Marin County to get long-sought King Mountain property
A campaign to preserve hundreds of acres in central Marin County is culminating after more than 40 years.
The King Mountain Open Space Association, formed by a group of Larkspur residents, led an effort in 1989 to purchase 131 acres of the 292-acre property for $3.4 million. The agreement also secured a scenic and open space easement protecting 129 acres from development, and left 32 acres at the summit of the 780-foot mountain vulnerable to development.
That is about to change.
The Shelby Cullom Davis Charitable Fund, a private family foundation based in Delaware, has offered to cover the purchase of the remaining 161 acres and also throw in $2 million to help pay for its stewardship. The money will come in handy because King Mountain's native plants are being threatened by invasive French broom.
Carl Somers, chief of planning for the county parks department, briefed the Marin County Parks and Open Space Commission on the development on May 21.
"The Marin Open Space Trust and the charitable fund managed to negotiate a purchase of the property," Somers said. "So we're pretty much lined up to go to the Board of Supervisors in July with the donation agreement."
King Mountain is in the eastern foothills of Mount Tamalpais just above Larkspur and bordering Kentfield. Somers said the property features panoramic views from the summit and a mosaic of vegetation: redwood, bay, Douglas fir, coast live oak and eucalyptus trees, and chamise, madrone, manzanita and coyote bushes.
"Very few people have ever been up on the summit of the mountain," Somers said. "It has always been off limits."
The plan is for the Marin Open Space Trust to immediately convey ownership of the property to the county once the purchase is complete. Somers said one of the first things the parks department will do is remove the chain-link fence that bars entry to the summit.

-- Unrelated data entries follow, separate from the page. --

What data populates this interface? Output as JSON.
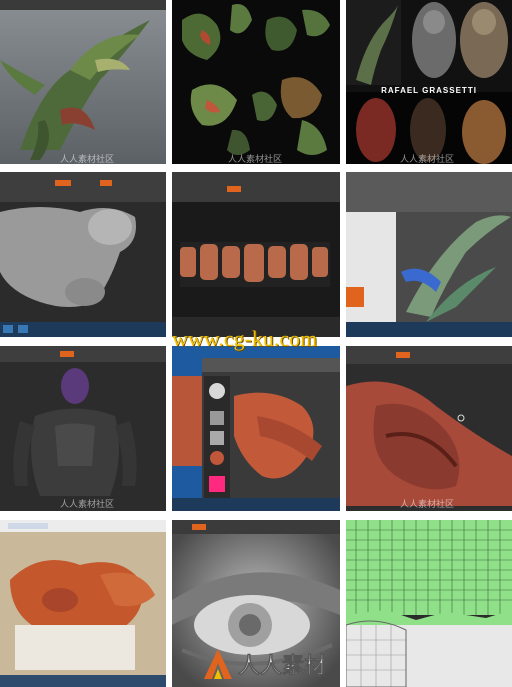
{
  "tiles": [
    {
      "name": "tile-creature-render",
      "desc": ""
    },
    {
      "name": "tile-texture-maps",
      "desc": ""
    },
    {
      "name": "tile-artist-gallery",
      "caption": "RAFAEL GRASSETTI"
    },
    {
      "name": "tile-zbrush-sculpt-gray"
    },
    {
      "name": "tile-zbrush-uv-pieces"
    },
    {
      "name": "tile-maya-plant-rig"
    },
    {
      "name": "tile-zbrush-armored-hero"
    },
    {
      "name": "tile-zbrush-orange-sculpt"
    },
    {
      "name": "tile-zbrush-closeup-red"
    },
    {
      "name": "tile-photo-creature"
    },
    {
      "name": "tile-eye-sculpt"
    },
    {
      "name": "tile-uv-wireframe"
    }
  ],
  "watermark": {
    "url": "www.cg-ku.com",
    "small_text": "人人素材社区"
  },
  "logo": {
    "text": "人人素材"
  },
  "colors": {
    "zbrush_orange": "#e0641e",
    "watermark_yellow": "#f0c000",
    "uv_green": "#8fe089"
  }
}
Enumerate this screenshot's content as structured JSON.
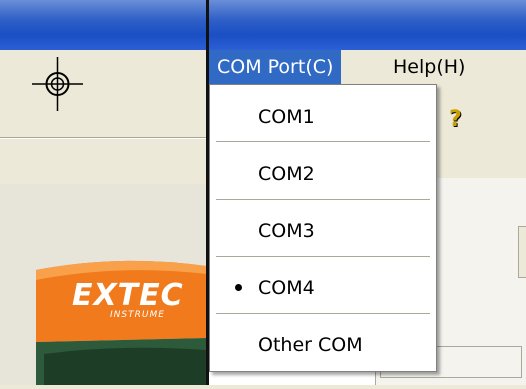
{
  "menubar": {
    "com_port_label": "COM Port(C)",
    "help_label": "Help(H)"
  },
  "com_menu": {
    "items": [
      {
        "label": "COM1",
        "checked": false
      },
      {
        "label": "COM2",
        "checked": false
      },
      {
        "label": "COM3",
        "checked": false
      },
      {
        "label": "COM4",
        "checked": true
      },
      {
        "label": "Other COM",
        "checked": false
      }
    ]
  },
  "device": {
    "brand": "EXTEC",
    "sub": "INSTRUME"
  },
  "icons": {
    "crosshair": "crosshair-icon",
    "help": "help-icon"
  },
  "colors": {
    "titlebar": "#2f5fc7",
    "menu_highlight": "#316ac5",
    "device_orange": "#f07a1c"
  }
}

Several members of the King Mountain Open Space Association attended the commission meeting.
"I was up there this morning. I go up on that little trail two to three times a week," said Larkspur resident David Moller, the association president. "I took a selfie in front of the gate."
Moller, 74, was 34 years old when he helped found the association. It formed after Larkspur moved to downzone its 131-acre share of the property, paving the way for development in 1985.
"We convinced the City Council to hold a town hall meeting," Moller said. "We had no idea how many people would come. Over 400 people showed up."
Don Dickenson, a county planner at the time, said that several years earlier the county approved a master plan allowing one residence per 20 acres on 161 acres of the property in the unincorporated area.
At the time, it was the lowest residential zoning density in the county, but it would have allowed the property to be subdivided into eight lots.
Supervisor Gary Giacomini, who helped prevent housing subdivisions in West Marin by spearheading a push for one-dwelling-per-60-acre zoning in agricultural lands, got the county involved in the effort to preserve King Mountain.
"He was our champion at the county in the 1980s," Moller said.
Marin County had the property appraised and offered to purchase all 292 acres at the appraised price. When this offer was rejected by the owner, the two parties entered into private negotiations.
The $3.4 million raised to purchase 131 acres of the property came in equal parts from the Marin Community Foundation, the Marin Open Space Trust and a special assessment district of Larkspur residents established through the association.
"The people of Larkspur literally taxed themselves to help with the purchase price," Moller said.
When the transaction was nearing completion in 1989, the property owner, Tiscornia Estate Co., balked at the last moment at allowing the loop trail easement. It relented, however, after the association threatened to withdraw its support for the transaction unless it got the trail.
Nevertheless, the association was never content with the deal.
"Our intent the entire time was to get the entire mountain," said Patrick Seidler, a co-founder.
The association has continually monitored the ownership of the property, which changed hands at least five times over the years.
Dickenson said the county later upzoned the property to one residence per 53 acres. It was under this zoning that one former owner of the property, Herbert Boyer, co-founder of Genentech, secured approval to build a 5,000-square-foot main house, a 5,000-square-foot guest house and a 1,500-square-foot caretaker's house at the summit.
Dickenson said the meadow on the mountain didn't exist originally and might have been cleared for a barn and planned vineyard. However, Boyer never followed through on the project.
In 2021, another owner of the property tried to auction off the 161-acre parcel, but garnered only modest interest.
"It would have to be someone willing to invest tens of millions of dollars in improvements," Dickenson said.
Somers said the Shelby Cullom Davis Charitable Fund proposed the gift at the prompting of one of its board members, a Marin resident who prefers not to be named.
"This particular board member lives in Mill Valley and really has fallen in love with hiking on King Mountain," Somers said. "I guess at some point he realized that King Mountain was not actually public property. "
The amount the fund is paying for the property has not been disclosed.
"This celebration reflects 41 years of community persistence to preserve King Mountain's majestic backdrop to Larkspur and the Ross Valley," Seidler said.